Looking around, I’m suddenly struck by the magnitude of the situation. Here I am, in a room with three of the wisest men in recorded history – at the tail-end of one of the most depressing years in living memory. Can they help, somehow? Can they bring their wisdom to bear? What message do they have for humanity?
“Message?” muses Caspar, tugging at his white beard. “There’s no real message. I don’t know what’s going on – I’m a king, not a social scientist.” He shrugs, trying out a tentative theory: “Maybe people have lost a sense of their own mortality, with the world so transformed by technology; maybe we’re starting to forget who we are. Maybe that’s why fear of death loomed so large in 2020… But the path to happiness is simple enough. Change what you can, accept what you can’t – and look for the wisdom to know the difference. That’s all, really.”
“I’m worried about Gaia,” adds Melchior, ever the hippy. “About the Earth. We have to start treating her better.”
“I think Bill and Ted put it best,” adds Balthazar, citing the metal-loving duo played by Keanu Reeves and Alex Winter. “I think they had the right idea. If you’re looking for 2,000 years of wisdom in five words or less, try this: ‘Be excellent to one another’.”

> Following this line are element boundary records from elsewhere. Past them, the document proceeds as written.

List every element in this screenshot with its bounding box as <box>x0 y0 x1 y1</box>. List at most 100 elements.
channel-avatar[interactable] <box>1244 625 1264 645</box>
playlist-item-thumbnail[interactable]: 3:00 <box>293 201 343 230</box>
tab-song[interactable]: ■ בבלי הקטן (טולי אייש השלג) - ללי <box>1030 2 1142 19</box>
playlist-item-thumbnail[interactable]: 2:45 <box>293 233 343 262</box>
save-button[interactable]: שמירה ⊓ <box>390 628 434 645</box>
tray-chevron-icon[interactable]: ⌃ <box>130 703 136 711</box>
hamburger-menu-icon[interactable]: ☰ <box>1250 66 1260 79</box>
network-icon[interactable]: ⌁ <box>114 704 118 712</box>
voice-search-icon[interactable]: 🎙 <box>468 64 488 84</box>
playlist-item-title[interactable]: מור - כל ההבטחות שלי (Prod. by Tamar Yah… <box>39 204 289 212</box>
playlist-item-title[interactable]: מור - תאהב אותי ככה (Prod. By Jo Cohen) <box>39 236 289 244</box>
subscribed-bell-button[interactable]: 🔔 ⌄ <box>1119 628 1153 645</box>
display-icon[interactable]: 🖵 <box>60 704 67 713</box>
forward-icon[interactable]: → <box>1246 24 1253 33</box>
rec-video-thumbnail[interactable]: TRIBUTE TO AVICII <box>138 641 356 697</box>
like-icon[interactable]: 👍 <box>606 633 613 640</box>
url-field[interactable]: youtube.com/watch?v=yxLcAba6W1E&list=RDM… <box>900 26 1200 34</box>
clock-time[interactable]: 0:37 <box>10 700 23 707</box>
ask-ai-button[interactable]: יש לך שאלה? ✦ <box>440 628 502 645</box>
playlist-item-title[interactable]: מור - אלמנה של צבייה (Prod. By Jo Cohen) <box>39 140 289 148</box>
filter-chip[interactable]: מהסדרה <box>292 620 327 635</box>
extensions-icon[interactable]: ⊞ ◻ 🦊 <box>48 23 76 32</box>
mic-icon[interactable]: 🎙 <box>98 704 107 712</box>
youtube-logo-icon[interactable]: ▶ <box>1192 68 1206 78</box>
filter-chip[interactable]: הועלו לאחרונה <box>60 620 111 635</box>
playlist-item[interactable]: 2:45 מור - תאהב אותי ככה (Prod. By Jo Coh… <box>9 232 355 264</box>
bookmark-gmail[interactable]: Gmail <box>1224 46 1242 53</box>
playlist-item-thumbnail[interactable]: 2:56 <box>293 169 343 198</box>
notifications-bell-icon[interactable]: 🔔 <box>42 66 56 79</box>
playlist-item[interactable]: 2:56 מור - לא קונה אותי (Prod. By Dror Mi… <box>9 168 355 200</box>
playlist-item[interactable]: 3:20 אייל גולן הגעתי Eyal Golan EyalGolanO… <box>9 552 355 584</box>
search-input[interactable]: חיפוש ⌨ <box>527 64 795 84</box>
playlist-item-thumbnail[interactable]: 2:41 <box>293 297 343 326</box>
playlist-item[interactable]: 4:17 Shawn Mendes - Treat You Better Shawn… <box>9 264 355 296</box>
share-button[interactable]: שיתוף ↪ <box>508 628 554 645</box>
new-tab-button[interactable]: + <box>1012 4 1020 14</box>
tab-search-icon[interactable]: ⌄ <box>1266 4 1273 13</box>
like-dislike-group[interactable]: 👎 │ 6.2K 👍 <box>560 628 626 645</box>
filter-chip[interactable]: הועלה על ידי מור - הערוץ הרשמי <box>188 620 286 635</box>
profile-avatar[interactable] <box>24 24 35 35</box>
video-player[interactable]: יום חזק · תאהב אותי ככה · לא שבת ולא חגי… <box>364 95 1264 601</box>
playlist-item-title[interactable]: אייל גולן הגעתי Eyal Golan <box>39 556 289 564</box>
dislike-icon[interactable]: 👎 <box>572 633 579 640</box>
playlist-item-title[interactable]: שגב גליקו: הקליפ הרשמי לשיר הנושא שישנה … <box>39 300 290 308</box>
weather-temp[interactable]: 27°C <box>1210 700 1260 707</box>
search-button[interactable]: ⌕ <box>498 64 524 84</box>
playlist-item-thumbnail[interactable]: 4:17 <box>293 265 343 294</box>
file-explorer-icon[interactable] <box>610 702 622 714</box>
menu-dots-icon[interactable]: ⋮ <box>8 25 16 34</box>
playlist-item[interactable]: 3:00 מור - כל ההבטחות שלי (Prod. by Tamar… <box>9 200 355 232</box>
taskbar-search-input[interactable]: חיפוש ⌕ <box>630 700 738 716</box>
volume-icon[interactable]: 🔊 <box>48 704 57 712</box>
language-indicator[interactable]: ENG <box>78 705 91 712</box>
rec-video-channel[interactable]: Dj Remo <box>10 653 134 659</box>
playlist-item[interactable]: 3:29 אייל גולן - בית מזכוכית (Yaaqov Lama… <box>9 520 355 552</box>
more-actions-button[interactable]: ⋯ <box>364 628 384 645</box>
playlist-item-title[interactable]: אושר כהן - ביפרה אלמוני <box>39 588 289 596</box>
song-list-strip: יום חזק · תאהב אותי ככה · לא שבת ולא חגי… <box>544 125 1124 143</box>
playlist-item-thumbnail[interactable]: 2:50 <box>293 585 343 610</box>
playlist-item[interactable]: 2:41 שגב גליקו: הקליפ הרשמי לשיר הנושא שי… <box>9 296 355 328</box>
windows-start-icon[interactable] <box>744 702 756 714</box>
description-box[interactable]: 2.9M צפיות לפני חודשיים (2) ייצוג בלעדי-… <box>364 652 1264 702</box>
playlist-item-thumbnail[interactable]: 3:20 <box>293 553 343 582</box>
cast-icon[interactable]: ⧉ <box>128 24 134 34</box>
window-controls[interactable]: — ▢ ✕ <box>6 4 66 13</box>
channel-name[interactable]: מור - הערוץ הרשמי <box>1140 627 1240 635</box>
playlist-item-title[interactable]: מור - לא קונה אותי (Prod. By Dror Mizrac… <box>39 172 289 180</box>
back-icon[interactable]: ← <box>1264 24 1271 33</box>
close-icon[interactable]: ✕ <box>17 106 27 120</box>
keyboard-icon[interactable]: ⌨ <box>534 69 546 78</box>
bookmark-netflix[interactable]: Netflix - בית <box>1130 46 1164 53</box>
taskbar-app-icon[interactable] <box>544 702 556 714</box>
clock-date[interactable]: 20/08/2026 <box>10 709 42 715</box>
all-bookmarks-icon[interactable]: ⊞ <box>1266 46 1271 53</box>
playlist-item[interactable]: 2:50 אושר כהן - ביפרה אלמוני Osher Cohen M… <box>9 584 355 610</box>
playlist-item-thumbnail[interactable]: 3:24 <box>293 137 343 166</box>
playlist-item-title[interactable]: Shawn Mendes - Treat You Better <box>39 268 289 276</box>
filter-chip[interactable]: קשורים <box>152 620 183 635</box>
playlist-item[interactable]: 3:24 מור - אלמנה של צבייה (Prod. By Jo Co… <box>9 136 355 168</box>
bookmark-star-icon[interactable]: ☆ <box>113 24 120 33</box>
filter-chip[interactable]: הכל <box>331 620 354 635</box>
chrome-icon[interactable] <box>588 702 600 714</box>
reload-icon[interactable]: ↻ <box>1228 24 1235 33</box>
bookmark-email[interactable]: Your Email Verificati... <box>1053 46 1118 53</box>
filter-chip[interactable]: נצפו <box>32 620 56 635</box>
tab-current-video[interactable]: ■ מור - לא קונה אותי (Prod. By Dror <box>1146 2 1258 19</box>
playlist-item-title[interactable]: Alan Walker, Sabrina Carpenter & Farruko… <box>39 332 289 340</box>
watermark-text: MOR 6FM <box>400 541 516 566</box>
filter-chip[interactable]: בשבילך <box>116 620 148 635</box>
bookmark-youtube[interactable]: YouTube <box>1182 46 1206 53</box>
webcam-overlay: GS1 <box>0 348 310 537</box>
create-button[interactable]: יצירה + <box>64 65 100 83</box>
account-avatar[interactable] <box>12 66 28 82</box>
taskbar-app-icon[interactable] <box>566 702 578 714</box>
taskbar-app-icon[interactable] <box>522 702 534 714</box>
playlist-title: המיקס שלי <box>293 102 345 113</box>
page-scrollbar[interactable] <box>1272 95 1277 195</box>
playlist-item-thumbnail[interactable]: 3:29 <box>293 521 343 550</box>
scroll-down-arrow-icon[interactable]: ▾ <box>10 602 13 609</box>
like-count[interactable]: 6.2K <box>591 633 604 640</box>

I’m surprised to hear a dry chuckle behind me, and turn around to see a young man sitting at the table. (I didn’t hear him come in.) He nods in silent greeting, his face oddly sweet and beatific. My three companions look a bit abashed, introducing him only as ‘Mike’; I assume he was also at the manger, back in the day. It’s a bit unnerving, how he suddenly appeared out of nowhere, yet his presence isn’t creepy or unwelcome. He just sits there smiling sweetly, nibbling on a slice of angel-food cake.
I can feel the Wise Men tiring now; I’m almost out of questions, in any case. The one thing I haven’t really asked about, strangely enough, is the story itself – their moment of fame, all those years ago, the Biblical tale of the babe in the manger. How did they feel when the star finally stopped, signalling that they’d reached their destination?
“Mixed feelings,” replies Caspar, tugging at his beard again. “Bit of a whirlwind, to be honest. Relief that the journey was over, obviously. Also, exhaustion – because you have to remember Bethlehem was mad that week, because of the census. Streets packed with oxen, no room at the inn, all that kind of stuff. And then being summoned by Herod – well okay, I wasn’t intimidated, I’m a king myself after all, but it was intense. You could see he was terrified.”
“‘Bring me word when you know where the child is!’,” adds Balthazar in a high-pitched voice, doing what I presume is a Herod impression. “He really got in our face, though he was trying to be cool about it.”
“Right. And then, you know, the star stops – and I must admit I felt a little silly, just for a moment. Here I was, coming all the way from Tarsus in pursuit of a prophecy – following a star, no less! I remember thinking: ‘Caspar, you’re about to find out just how much of a fool you really are’. But then,” he breaks off, shaking his head, “well, we saw the manger from a distance, and started going closer and…”
“There was something,” puts in Balthazar. “There was something. Just a glow around the place. And the shepherds, and the animals… Then we got close enough to see the child, and it was – unforgettable really. You can’t describe it.”
“You really can’t,” adds Melchior, his expression as dreamy as his friends’. “A peace, a serenity, a power…” He shakes his head, defeated: “You can’t describe it”.
From behind us, Mike speaks for the first time – a soft, musical voice, touched with humour and compassion. “If you could,” he points out softly, “there’d be no need for it to exist, would there?” The Wise Men nod, smiling at the memory – then we courteously part ways, wishing each other merry Christmas.